RIETI – Il Tribunale di Rieti, a conclusione del procedimento giudiziario di 1° grado, relativo all’arresto di 22 cittadini nigeriani e di un cittadino camerunense, resisi responsabili di spaccio di sostanze stupefacenti (cocaina, marijuana ed eroina), operato dagli investigatori della Squadra Mobile lo scorso 11 febbraio 2020 nell’ambito dell’operazione antidroga denominata “Angelo Nero” che, di fatto, ha neutralizzato il principale canale di spaccio di sostanze stupefacenti nel capoluogo reatino, ha emesso il dispositivo della sentenza di condanna per 16 di loro.

In particolare, le condanne sono state per: E.O., 7 anni e 8 mesi di reclusione; A.J., 4 anni e 2 mesi di reclusione; O.I., 3 anni e 1 mese di reclusione; E.P., 7 anni e 4 mesi di reclusione; D.G., 2 anni e 10 mesi di reclusione; E.J., 3 anni e 10 mesi di reclusione; O.S., 6 anni e 10 mesi di reclusione; O.P., 4 anni e 2 mesi di reclusione; G.K., 3 anni e 9 mesi di reclusione; O.E., 2 anni e 6 mesi di reclusione; B.R.C., 3 anni di reclusione; C.D., 3 anni di reclusione; P.G., 5 anni di reclusione; O.O., 2 anni di reclusione; J.P., 5 anni e 1 mese di reclusione; O.F., 3 anni e 4 mesi di reclusione.

Inoltre, uno dei locali commerciali sequestrato agli spacciatori è stato restituito al legittimo proprietario.
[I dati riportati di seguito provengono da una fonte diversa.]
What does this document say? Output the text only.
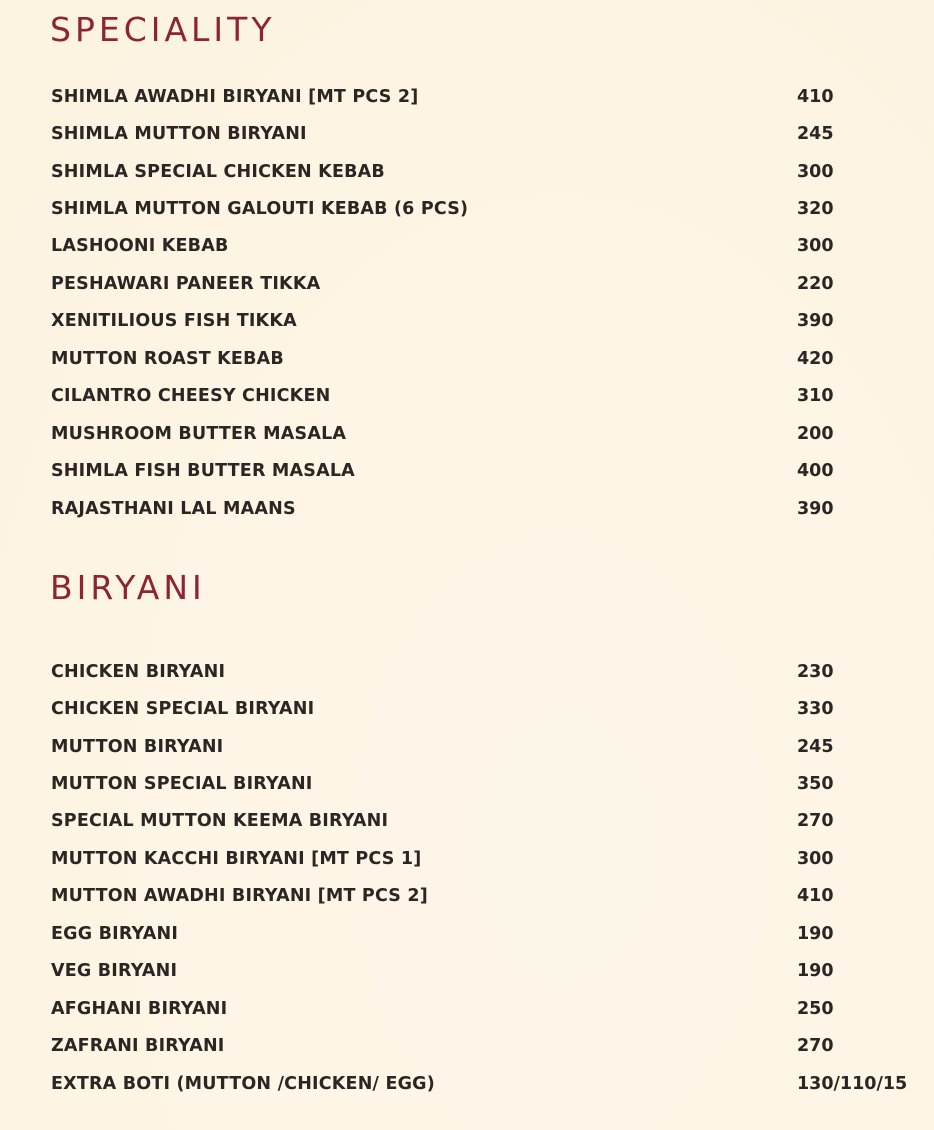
SPECIALITY
SHIMLA AWADHI BIRYANI [MT PCS 2]	410
SHIMLA MUTTON BIRYANI	245
SHIMLA SPECIAL CHICKEN KEBAB	300
SHIMLA MUTTON GALOUTI KEBAB (6 PCS)	320
LASHOONI KEBAB	300
PESHAWARI PANEER TIKKA	220
XENITILIOUS FISH TIKKA	390
MUTTON ROAST KEBAB	420
CILANTRO CHEESY CHICKEN	310
MUSHROOM BUTTER MASALA	200
SHIMLA FISH BUTTER MASALA	400
RAJASTHANI LAL MAANS	390
BIRYANI
CHICKEN BIRYANI	230
CHICKEN SPECIAL BIRYANI	330
MUTTON BIRYANI	245
MUTTON SPECIAL BIRYANI	350
SPECIAL MUTTON KEEMA BIRYANI	270
MUTTON KACCHI BIRYANI [MT PCS 1]	300
MUTTON AWADHI BIRYANI [MT PCS 2]	410
EGG BIRYANI	190
VEG BIRYANI	190
AFGHANI BIRYANI	250
ZAFRANI BIRYANI	270
EXTRA BOTI (MUTTON /CHICKEN/ EGG)	130/110/15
L’operazione antidroga scaturita dalle indagini condotte dalla Squadra Mobile della Questura di Rieti dal 2018 per contrastare l’attività di spaccio di sostanze stupefacenti nel capoluogo reatino, aveva visto impegnati oltre 170 Agenti delle Squadre Mobili di Rieti, Venezia, Caserta, L’Aquila, Agrigento, Campobasso, con l’ausilio dei Reparti Prevenzione Crimine e di Unità Cinofile Antidroga della Polizia di Stato, coordinati dal Servizio Centrale Operativo della Polizia di Stato.

Durante tale attività erano stati eseguiti provvedimenti restrittivi nei confronti di 16 uomini e 7 donne straniere, con una età compresa tra i 22 ed i 40 anni, di cui  10 richiedenti asilo, 8 titolari di permesso per protezione sussidiaria, 3 titolari di permesso di soggiorno per motivi familiari e 2 stranieri irregolari sul territorio nazionale, effettuate numerose perquisizioni ed il sequestro anche di un bar e di due negozi di generi alimentari, gestiti dagli spacciatori ed utilizzati per nascondere e spacciare la droga e sequestrata.
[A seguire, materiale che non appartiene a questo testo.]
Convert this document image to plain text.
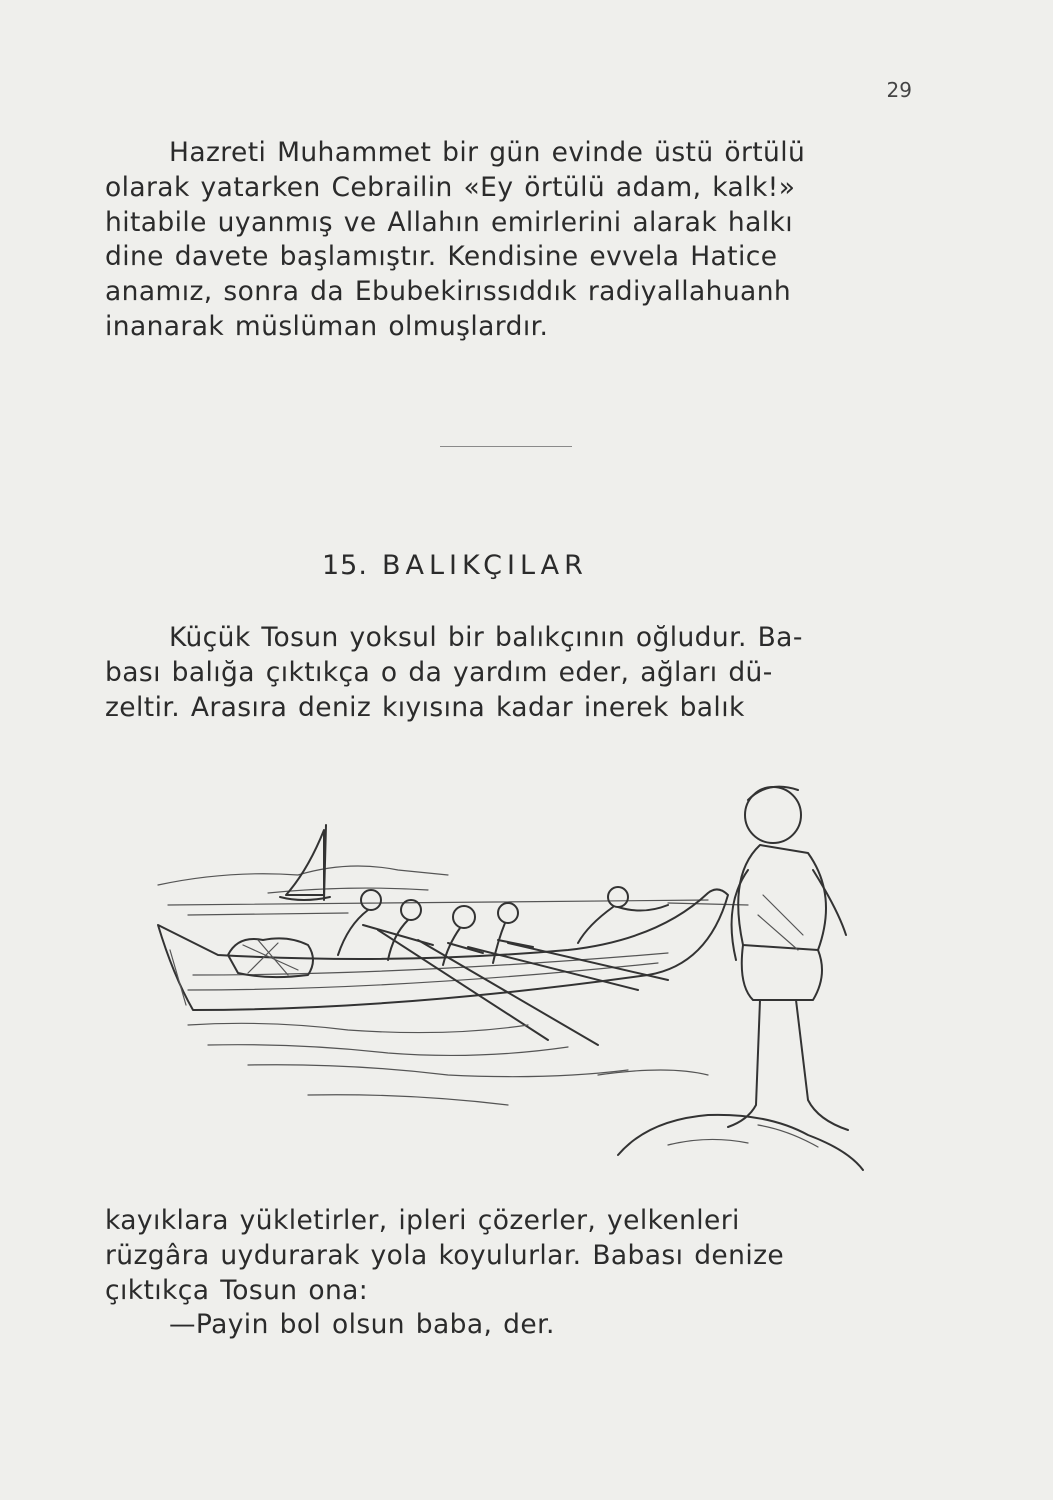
29

Hazreti Muhammet bir gün evinde üstü örtülü
olarak yatarken Cebrailin «Ey örtülü adam, kalk!»
hitabile uyanmış ve Allahın emirlerini alarak halkı
dine davete başlamıştır. Kendisine evvela Hatice
anamız, sonra da Ebubekirıssıddık radiyallahuanh
inanarak müslüman olmuşlardır.

15. BALIKÇILAR

Küçük Tosun yoksul bir balıkçının oğludur. Ba-
bası balığa çıktıkça o da yardım eder, ağları dü-
zeltir. Arasıra deniz kıyısına kadar inerek balık

kayıklara yükletirler, ipleri çözerler, yelkenleri
rüzgâra uydurarak yola koyulurlar. Babası denize
çıktıkça Tosun ona:
—Payin bol olsun baba, der.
Gli investigatori della Polizia di Stato, nella circostanza, avevano neutralizzato il principale gruppo di spacciatori del capoluogo reatino che riusciva a piazzare sul mercato ogni mese circa 300 dosi di cocaina, oltre mille dosi di eroina e oltre 10.000 dosi di   marjuana, quest’ultima destinata  in buona parte a giovani, anche minorenni.

Gli spacciatori facevano arrivare a Rieti lo stupefacente tramite corrieri, gran parte dei quali viaggiavano sui pullman della linea Roma – Rieti, che nascondevano la sostanze in borse da passeggio, sacchetti della spesa o fra gli indumenti indossati.  Parte della marijuana, della cocaina e dell’eroina veniva invece acquistata e prelevata direttamente nelle piazze di spaccio di Roma, Venezia e Castel Volturno (CE).
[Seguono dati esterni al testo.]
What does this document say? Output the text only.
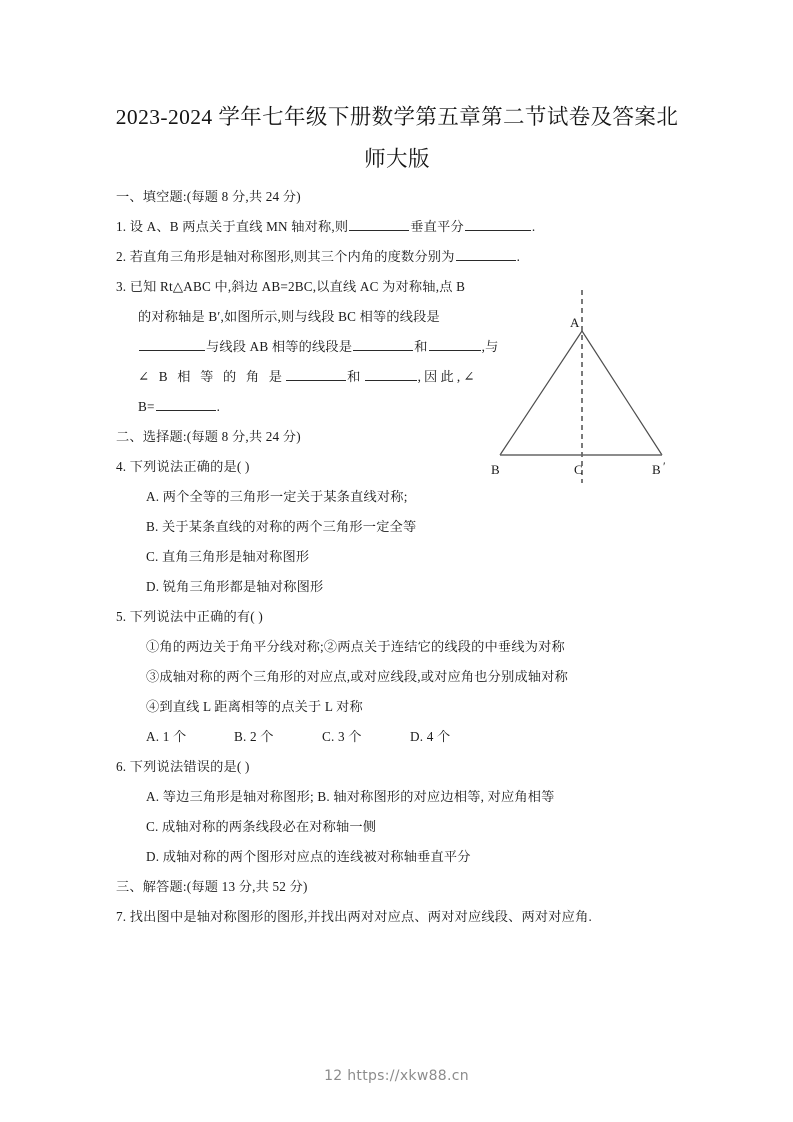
2023-2024 学年七年级下册数学第五章第二节试卷及答案北
师大版
一、填空题:(每题 8 分,共 24 分)
1. 设 A、B 两点关于直线 MN 轴对称,则	垂直平分	.
2. 若直角三角形是轴对称图形,则其三个内角的度数分别为	.
3. 已知 Rt△ABC 中,斜边 AB=2BC,以直线 AC 为对称轴,点 B
的对称轴是 B′,如图所示,则与线段 BC 相等的线段是
与线段 AB 相等的线段是	和	,与
∠ B 相 等 的 角 是	和	,因此,∠
B=	.
二、选择题:(每题 8 分,共 24 分)
4. 下列说法正确的是( )
A. 两个全等的三角形一定关于某条直线对称;
B. 关于某条直线的对称的两个三角形一定全等
C. 直角三角形是轴对称图形
D. 锐角三角形都是轴对称图形
5. 下列说法中正确的有( )
①角的两边关于角平分线对称;②两点关于连结它的线段的中垂线为对称
③成轴对称的两个三角形的对应点,或对应线段,或对应角也分别成轴对称
④到直线 L 距离相等的点关于 L 对称
A. 1 个	B. 2 个	C. 3 个	D. 4 个
6. 下列说法错误的是( )
A. 等边三角形是轴对称图形; B. 轴对称图形的对应边相等, 对应角相等
C. 成轴对称的两条线段必在对称轴一侧
D. 成轴对称的两个图形对应点的连线被对称轴垂直平分
三、解答题:(每题 13 分,共 52 分)
7. 找出图中是轴对称图形的图形,并找出两对对应点、两对对应线段、两对对应角.
A
B	C	B ′
12 https://xkw88.cn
La droga veniva poi ceduta ai “clienti” che, talvolta, raggiungevano in bicicletta il luogo dell’appuntamento telefonicamente concordato. In particolare gli spacciatori operavano anche nei pressi di Porta Conca, presso la stazione ferroviaria, a piazza Mazzini, nel parco di via Liberato di Benedetto ed in tutto il centro storico.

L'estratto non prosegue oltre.